For accounting purposes, the acquisition of Yinhang by Bison has been accounted for as a reverse acquisition and has been treated as a recapitalization effected by a share exchange, with Yinhang as the accounting acquirer.  Since none of Yinhang, Yinhang HK or Huashang had operations prior to February 5, 2015, the combined historical financial statements of Huashangjie, UKT and Qianxian Media, Yinhang’s affiliated entities, which it controls through the VIE Agreements are now the historical financial statements of the registrant, Bison. The assets and liabilities of Huashangjie, UKT and Qianxian Media have been brought forward at their book value and no goodwill has been recognized.

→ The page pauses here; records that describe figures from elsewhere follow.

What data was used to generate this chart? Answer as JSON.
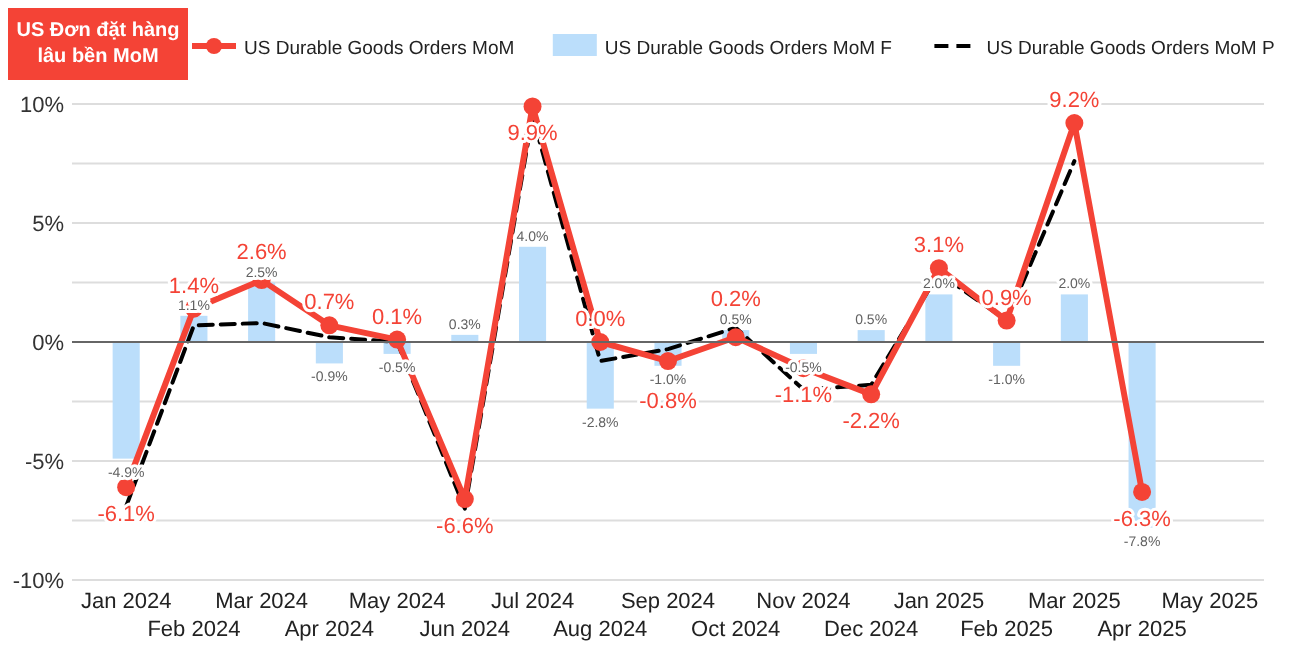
{
  "chart_data": {
    "type": "bar",
    "title": "US Đơn đặt hàng lâu bền MoM",
    "categories": [
      "Jan 2024",
      "Feb 2024",
      "Mar 2024",
      "Apr 2024",
      "May 2024",
      "Jun 2024",
      "Jul 2024",
      "Aug 2024",
      "Sep 2024",
      "Oct 2024",
      "Nov 2024",
      "Dec 2024",
      "Jan 2025",
      "Feb 2025",
      "Mar 2025",
      "Apr 2025",
      "May 2025"
    ],
    "series": [
      {
        "name": "US Durable Goods Orders MoM F",
        "color": "#bbdefb",
        "values": [
          -4.9,
          1.1,
          2.5,
          -0.9,
          -0.5,
          0.3,
          4.0,
          -2.8,
          -1.0,
          0.5,
          -0.5,
          0.5,
          2.0,
          -1.0,
          2.0,
          -7.8,
          null
        ],
        "value_labels": [
          "-4.9%",
          "1.1%",
          "2.5%",
          "-0.9%",
          "-0.5%",
          "0.3%",
          "4.0%",
          "-2.8%",
          "-1.0%",
          "0.5%",
          "-0.5%",
          "0.5%",
          "2.0%",
          "-1.0%",
          "2.0%",
          "-7.8%",
          null
        ]
      },
      {
        "name": "US Durable Goods Orders MoM P",
        "type": "line",
        "color": "#000000",
        "line_style": "dashed",
        "marker": "none",
        "values": [
          -6.9,
          0.7,
          0.8,
          0.2,
          0.0,
          -7.0,
          9.5,
          -0.8,
          -0.3,
          0.6,
          -2.0,
          -1.8,
          2.9,
          0.9,
          7.6,
          null,
          null
        ]
      },
      {
        "name": "US Durable Goods Orders MoM",
        "type": "line",
        "color": "#f44336",
        "line_style": "solid",
        "marker": "circle",
        "values": [
          -6.1,
          1.4,
          2.6,
          0.7,
          0.1,
          -6.6,
          9.9,
          0.0,
          -0.8,
          0.2,
          -1.1,
          -2.2,
          3.1,
          0.9,
          9.2,
          -6.3,
          null
        ],
        "value_labels": [
          "-6.1%",
          "1.4%",
          "2.6%",
          "0.7%",
          "0.1%",
          "-6.6%",
          "9.9%",
          "0.0%",
          "-0.8%",
          "0.2%",
          "-1.1%",
          "-2.2%",
          "3.1%",
          "0.9%",
          "9.2%",
          "-6.3%",
          null
        ]
      }
    ],
    "ylim": [
      -10,
      10
    ],
    "yticks": [
      {
        "value": -10,
        "label": "-10%"
      },
      {
        "value": -7.5,
        "label": null
      },
      {
        "value": -5,
        "label": "-5%"
      },
      {
        "value": -2.5,
        "label": null
      },
      {
        "value": 0,
        "label": "0%"
      },
      {
        "value": 2.5,
        "label": null
      },
      {
        "value": 5,
        "label": "5%"
      },
      {
        "value": 7.5,
        "label": null
      },
      {
        "value": 10,
        "label": "10%"
      }
    ],
    "grid": "y",
    "legend": "top right"
  }
}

Yinhang’s shareholders become the majority shareholders and have control of the Company and, Bison was a non-operating public shell prior to the acquisition. As a result of the acquisition of Yinhang, Bison is no longer a shell company. Pursuant to Securities and Exchange Commission (“SEC”) rules, the merger or acquisition of a private operating company into a non-operating public shell with nominal net assets is considered a capital transaction in substance, rather than a business combination. Accordingly, no pro forma financial information was presented since it is a recapitalization of the Company.

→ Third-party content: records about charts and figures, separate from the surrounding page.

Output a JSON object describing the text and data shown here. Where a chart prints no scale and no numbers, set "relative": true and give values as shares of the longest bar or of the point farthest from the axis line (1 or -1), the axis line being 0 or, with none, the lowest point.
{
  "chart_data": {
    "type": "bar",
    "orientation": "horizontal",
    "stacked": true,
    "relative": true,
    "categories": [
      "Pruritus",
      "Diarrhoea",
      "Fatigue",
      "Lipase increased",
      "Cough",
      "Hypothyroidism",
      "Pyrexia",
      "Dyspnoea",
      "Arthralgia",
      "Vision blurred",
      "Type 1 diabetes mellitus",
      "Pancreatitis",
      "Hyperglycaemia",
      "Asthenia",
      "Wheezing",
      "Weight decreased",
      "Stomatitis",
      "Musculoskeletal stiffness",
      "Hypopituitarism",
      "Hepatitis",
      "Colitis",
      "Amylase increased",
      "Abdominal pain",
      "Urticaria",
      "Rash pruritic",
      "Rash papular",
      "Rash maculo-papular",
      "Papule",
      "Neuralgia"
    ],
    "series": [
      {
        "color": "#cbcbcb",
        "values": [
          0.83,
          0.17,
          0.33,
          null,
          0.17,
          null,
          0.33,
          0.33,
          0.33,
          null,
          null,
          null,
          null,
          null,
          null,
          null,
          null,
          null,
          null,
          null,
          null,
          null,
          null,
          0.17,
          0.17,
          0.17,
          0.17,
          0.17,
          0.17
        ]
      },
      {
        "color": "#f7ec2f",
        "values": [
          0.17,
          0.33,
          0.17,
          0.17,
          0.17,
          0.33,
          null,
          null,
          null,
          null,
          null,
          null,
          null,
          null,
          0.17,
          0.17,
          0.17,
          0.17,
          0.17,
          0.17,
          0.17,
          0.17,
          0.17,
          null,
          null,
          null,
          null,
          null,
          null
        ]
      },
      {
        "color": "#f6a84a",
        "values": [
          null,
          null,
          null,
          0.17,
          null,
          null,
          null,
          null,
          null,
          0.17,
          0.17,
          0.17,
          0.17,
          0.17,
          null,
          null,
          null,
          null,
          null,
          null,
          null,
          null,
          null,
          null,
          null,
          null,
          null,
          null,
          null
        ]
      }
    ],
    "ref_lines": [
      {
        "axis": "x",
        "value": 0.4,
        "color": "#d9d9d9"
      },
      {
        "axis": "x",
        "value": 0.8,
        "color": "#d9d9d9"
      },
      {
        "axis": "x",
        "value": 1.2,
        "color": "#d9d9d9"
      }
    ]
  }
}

The following chart shows the current organizational structure of the Company:



F-11




Bison Petroleum, Corp. (a Nevada corporation)

 

 

 

 

 

 

100%

 

 

 

 

 

 

Yinhang (Hong Kong) Internet Technologies Development Limited (HK)

(“Yinhang HK”)

 

 

 

 

 

 

100%

 

 

 

 

 

 

Huashang Wujie (Beijing) Internet Technology Co., Ltd. (PRC)

(“Huashang” or “WFOE”)

 

 

 

 

 

 

VIE Contractual Arrangements

 

 

 

 

 

 

Beijing Huashangjie Electronic

Business Service Co., Ltd. (PRC)

(“Huashangjie”)

Beijing UKT Investment

Management Co., Ltd. (PRC)

(“UKT”)

Beijing Qianxian Media

Advertising Co., Ltd. (PRC)

(“Qianxian Media”)




For more detailed information concerning the foregoing transactions and the business now conducted by Bison through its variable interest entities in China, see the Company’s Current Report on Form 8-K/A filed on May 19, 2015.